Thursday, June 5, 2008

Road trip



In my in-box this morning was a cheery (and rather optimistic) invitation from Phaidon Press to purchase an extremely expensive limited edition facsimile of the journal that photographer Stephen Shore kept of his road trip of the States in 1972-3. Shore meticulously -- some would say obsessively -- documented the trivia of the road, including "where he stayed, what he ate, what he watched on TV, alongside pasted-in ephemera such as receipts, postcards and parking tickets." As a teenager, Shore used to hang out at Andy Warhol's factory, and the work's got that same kind of cumulative banality that I always find so compelling.

Here's a statement Stephen Shore made in 1982 about his process of taking photographs:

The trout streams where I flyfish are cold and clear and rich in the minerals that promote the growth of stream life. As I wade a stream I think wordlessly of where to cast the fly. Sometimes a difference of inches is the difference between catching a fish and not. When the fly I've cast is on the water my attention is riveted to it. I've found through experience that whenever -- or so it seems -- my attention wanders or I look away then surely a fish will rise to the fly and I will be too late setting the hook. I watch the fly calmly and attentively so that when the fish strikes -- I strike. Then the line tightens, the playing of the fish begins, and time stands still. Fishing, like photography, is an art that calls forth intelligence, concentration, and delicacy.
That statement immediately made me think of this image, by Peter Peryer, a New Zealand photographer likewise of great intelligence and concentration (not sure if he is also a fly fisherman):


Shore's book has also prompted me to think about interesting on-the-road images in New Zealand photography. There's Laurence Aberhart's Seedless Heads Blow Me Away, from 1981, or -- possibly my favourite photograph ever -- Dimboola, Victoria, 13 August 1997 (in fact just about Aberhart's whole oeuvre involves a road trip); there's Peryer's wonderfully blank and blocky Barn from 2004, and much of Robin Morrison's work; there's Peter Black's Moving Pictures and Streetworks series. Black shot his Moving Pictures images through the car window, while passing through various nondescript locales.

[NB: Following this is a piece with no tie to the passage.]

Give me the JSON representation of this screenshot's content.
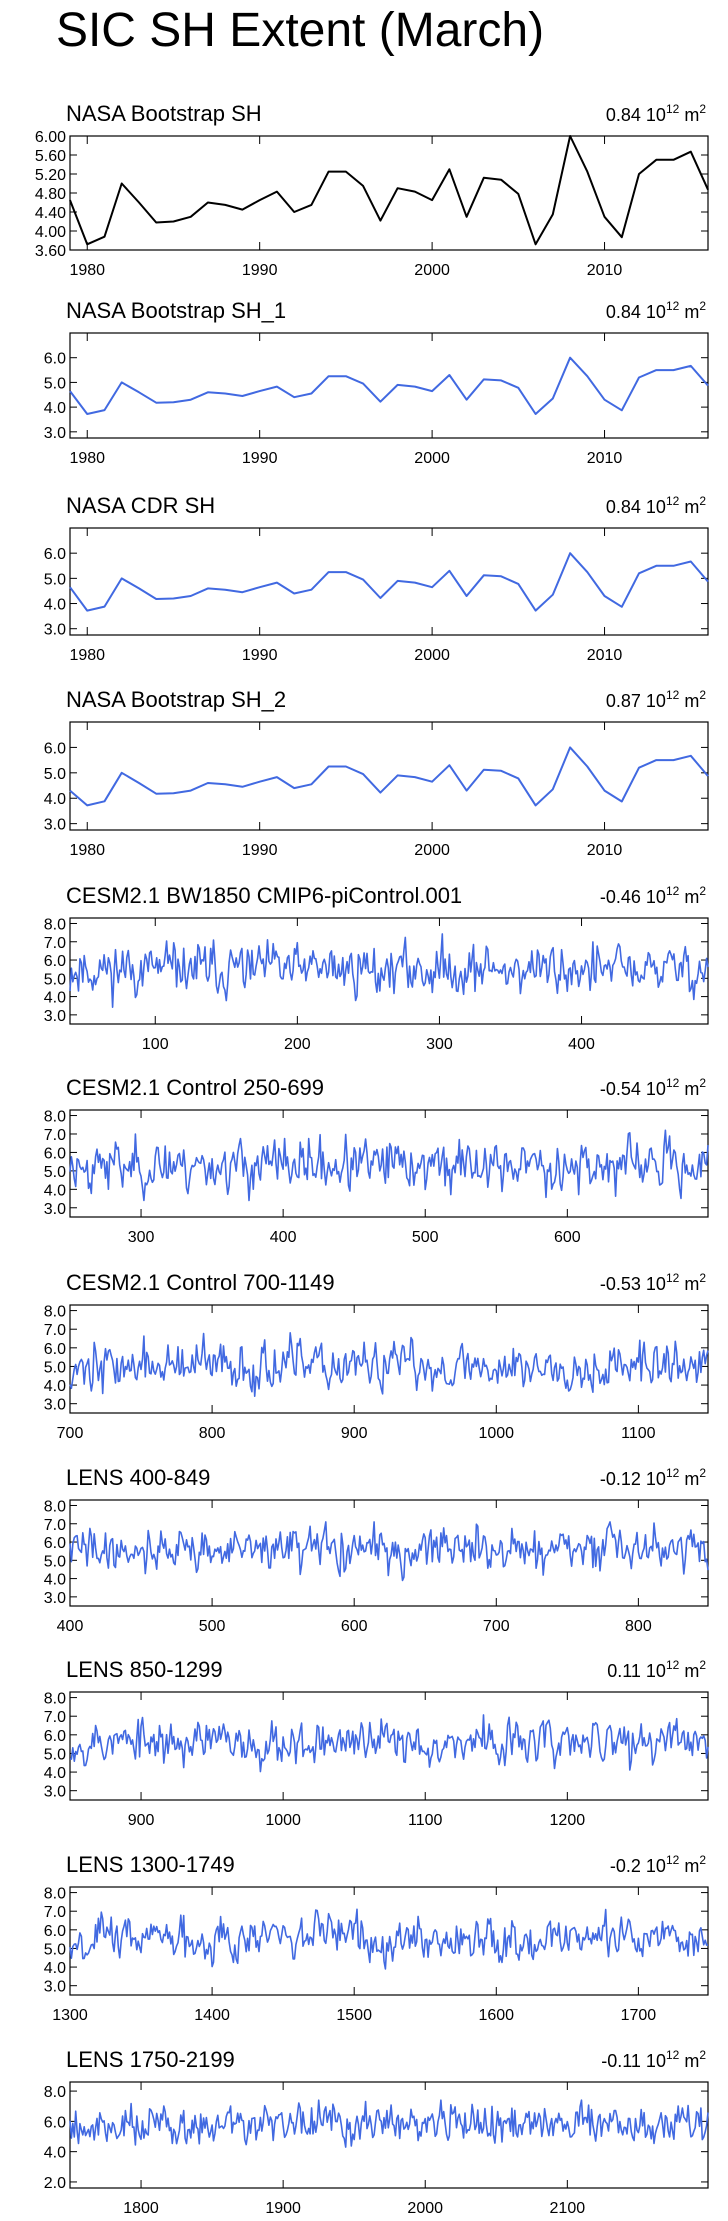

I presume Peter was driving at the time -- I haven't ever asked him -- but it was interesting to note that Stephen Shore couldn't drive, and experienced his on-the-road epiphanies through the passenger's window. I'm uncertain as to how that might change your perspective. Maybe it's why Shore concentrated on things he could photograph in his hotel room.

Travelling in the States and Europe in the early 90s, I had the idea of photographing the chairs in each of the low-budget hotel rooms I stayed in, and the carpet in each airport. (I took this trip before I learned to drive.) I thought the pictures might be interesting to look back on. But I think I only documented two or three examples before it all became too much of an effort. It takes a great degree of self-discipline to be obsessive, or indeed even to be meticulous. Let alone to be an artist.